Saat mereka berjalan kembali ke kantor, Leo tiba-tiba berhenti dan menatap Anya.

"Anya," katanya lembut. "Aku... aku sangat menikmati waktu bersamamu. Aku merasa kita memiliki koneksi yang spesial."

Anya menelan ludah. Ia merasakan pipinya memanas.

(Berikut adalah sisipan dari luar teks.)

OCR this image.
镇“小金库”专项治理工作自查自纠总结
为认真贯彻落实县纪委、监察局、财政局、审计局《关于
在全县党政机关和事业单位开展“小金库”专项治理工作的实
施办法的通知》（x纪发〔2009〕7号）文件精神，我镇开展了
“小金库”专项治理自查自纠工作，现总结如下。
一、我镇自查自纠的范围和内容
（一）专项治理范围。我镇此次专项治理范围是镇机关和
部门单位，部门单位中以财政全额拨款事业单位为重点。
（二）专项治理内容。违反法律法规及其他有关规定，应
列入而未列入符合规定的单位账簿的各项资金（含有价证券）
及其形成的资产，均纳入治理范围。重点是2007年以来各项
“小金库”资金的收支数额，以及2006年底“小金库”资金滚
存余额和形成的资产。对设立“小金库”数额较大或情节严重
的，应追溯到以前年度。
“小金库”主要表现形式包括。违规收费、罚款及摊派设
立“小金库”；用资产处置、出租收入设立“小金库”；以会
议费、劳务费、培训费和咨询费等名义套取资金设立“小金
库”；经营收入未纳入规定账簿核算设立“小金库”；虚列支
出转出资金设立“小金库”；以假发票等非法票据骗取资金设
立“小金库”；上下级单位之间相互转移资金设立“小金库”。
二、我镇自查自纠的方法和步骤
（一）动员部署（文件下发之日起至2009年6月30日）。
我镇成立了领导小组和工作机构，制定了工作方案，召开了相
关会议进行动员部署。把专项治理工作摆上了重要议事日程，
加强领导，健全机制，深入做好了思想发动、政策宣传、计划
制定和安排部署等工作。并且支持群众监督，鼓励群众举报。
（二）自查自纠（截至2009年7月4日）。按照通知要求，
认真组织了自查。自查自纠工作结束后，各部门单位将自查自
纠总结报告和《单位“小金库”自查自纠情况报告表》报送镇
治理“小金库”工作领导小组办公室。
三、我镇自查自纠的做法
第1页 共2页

"Aku juga, Leo," jawab Anya, suaranya bergetar.

Leo mendekat dan memegang tangannya. Sentuhan itu mengirimkan aliran listrik ke seluruh tubuh Anya.

"Anya," bisik Leo. "Maukah kamu... berkencan denganku?"

Anya tersenyum. "Ya, Leo. Aku mau."

Mereka berciuman di bawah langit sore yang mulai menggelap. Ciuman yang lembut, penuh dengan perasaan, dan harapan.

Anya menyadari bahwa cinta memang tidak bisa ditemukan hanya dengan algoritma. Cinta membutuhkan keberanian untuk membuka diri, untuk mengambil risiko, dan untuk percaya pada kekuatan koneksi manusia. Cinta bukanlah tentang mencari kesempurnaan, tapi tentang menerima kekurangan dan mencintai seseorang apa adanya.

Malam itu, Anya kembali ke apartemennya dan membuka laptopnya. Ia menatap barisan kode di layar. Ia tahu bahwa ia masih harus memperbaiki Soulmate 3.0, tapi kali ini, ia akan melakukannya dengan perspektif yang berbeda. Ia akan fokus pada membantu orang-orang menemukan koneksi yang tulus, bukan hanya kecocokan data.

Sebelum ia mulai bekerja, Anya menulis sebuah catatan kecil dan menempelkannya di layar laptopnya: "Cinta: Update Terbaru. Hati tak lagi berpunya? Mungkin tidak. Tapi kini, hatiku punya tujuan yang baru."